According to the orthodox theory, we would have to believe that some random mutation, by modifying the shape of the bird's beak (which, however, is not very different from the beaks of other finches) caused it to develop its ingenious way of hunting insects. And we would also have to believe that it was the same deus ex machina which forced the tit to open milk bottles. Let us rather agree with Hardy that 'the emphasis in the present-day view must be false'; and that the main causative factor of evolutionary progress is not the selective pressure of the environment, but the initiative of the living organism, 'the restless, exploring and perceiving animal that discovers new ways of living, new sources of food, just as the tits have discovered the value of the milk bottles. . . . It is adaptations which are due to the animal's behaviour, to its restless exploration of its surroundings, to its initiative, that distinguish the main diverging lines of evolution; it is these dynamic qualities which led to the different roles of life that open up to a newly emerging group of animals in that phase of their expansion technically known as adaptive radiation -- giving the lines of runners, climbers, burrowets, swimmers, and conquerors of the air.' [9]

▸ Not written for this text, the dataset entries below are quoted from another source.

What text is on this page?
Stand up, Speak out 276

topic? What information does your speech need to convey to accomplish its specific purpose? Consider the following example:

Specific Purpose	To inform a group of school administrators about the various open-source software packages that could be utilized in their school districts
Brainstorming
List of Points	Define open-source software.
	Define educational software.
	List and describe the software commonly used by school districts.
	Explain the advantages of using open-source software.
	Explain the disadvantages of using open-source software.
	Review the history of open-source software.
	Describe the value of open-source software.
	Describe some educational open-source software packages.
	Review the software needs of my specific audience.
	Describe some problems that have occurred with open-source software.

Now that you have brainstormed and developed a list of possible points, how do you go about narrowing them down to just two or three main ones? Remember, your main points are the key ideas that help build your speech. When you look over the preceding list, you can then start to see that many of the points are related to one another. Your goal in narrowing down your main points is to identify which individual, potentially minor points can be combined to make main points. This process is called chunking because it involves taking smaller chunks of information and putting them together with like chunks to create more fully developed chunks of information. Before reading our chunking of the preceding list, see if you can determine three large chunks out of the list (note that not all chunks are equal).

One might call this the 'progress by initiative', or do-it-yourself theory of evolution. It does not do away with chance mutations, but further narrows down the part played by them in the total picture to that of a lucky hit at a pre-set target, which is sooner or later bound to occur. Once it has occurred, the spontaneously acquired habit or skill becomes hereditary, incorporated into the animal's native repertory: it has no longer to be invented or learned, it has become an instinct, endorsed by the gene-complex.* In fact, the range and importance of random mutations h
as been so much whittled down by the various factors mentioned in this and the previous chapter, that the whole Darwin-Lamarck controversy loses much of its importance.
* In a series of experiments with Drosophila, Waddington has demonstrated that such 'genetic assimilation' (as he called it) of acquired characters becoming hereditary does indeed occur. This does not necessarily mean, however, that Lamarck was right and that the acquired feature (in this case a change in the fly's wing-structure, produced by exposure of the pupae to heat) was the direct cause of the mutation which made it hereditary after a few generations, so that the wing-change occurred even without heat-exposure. It could be that a few mutant flies were already present in the stock, and were then selected for survival on a Darwinian basis; it could also be that the appropriate mutation arose by chance in the process. Waddington leaves the question open whether he had produced an experimental confirmation of Lamarck, or an imitation of Lamarckian inheritance by means of a Darwinian mechanism; he concludes that 'it would be unsafe to consider that the occurrence of directed mutation related to the environment can be ruled out of court a priori', and that 'it seems wisest to keep an open mind on the subject'. [10] That is a far cry from the almost fanatical attitude of the neo-Darwinian citadel.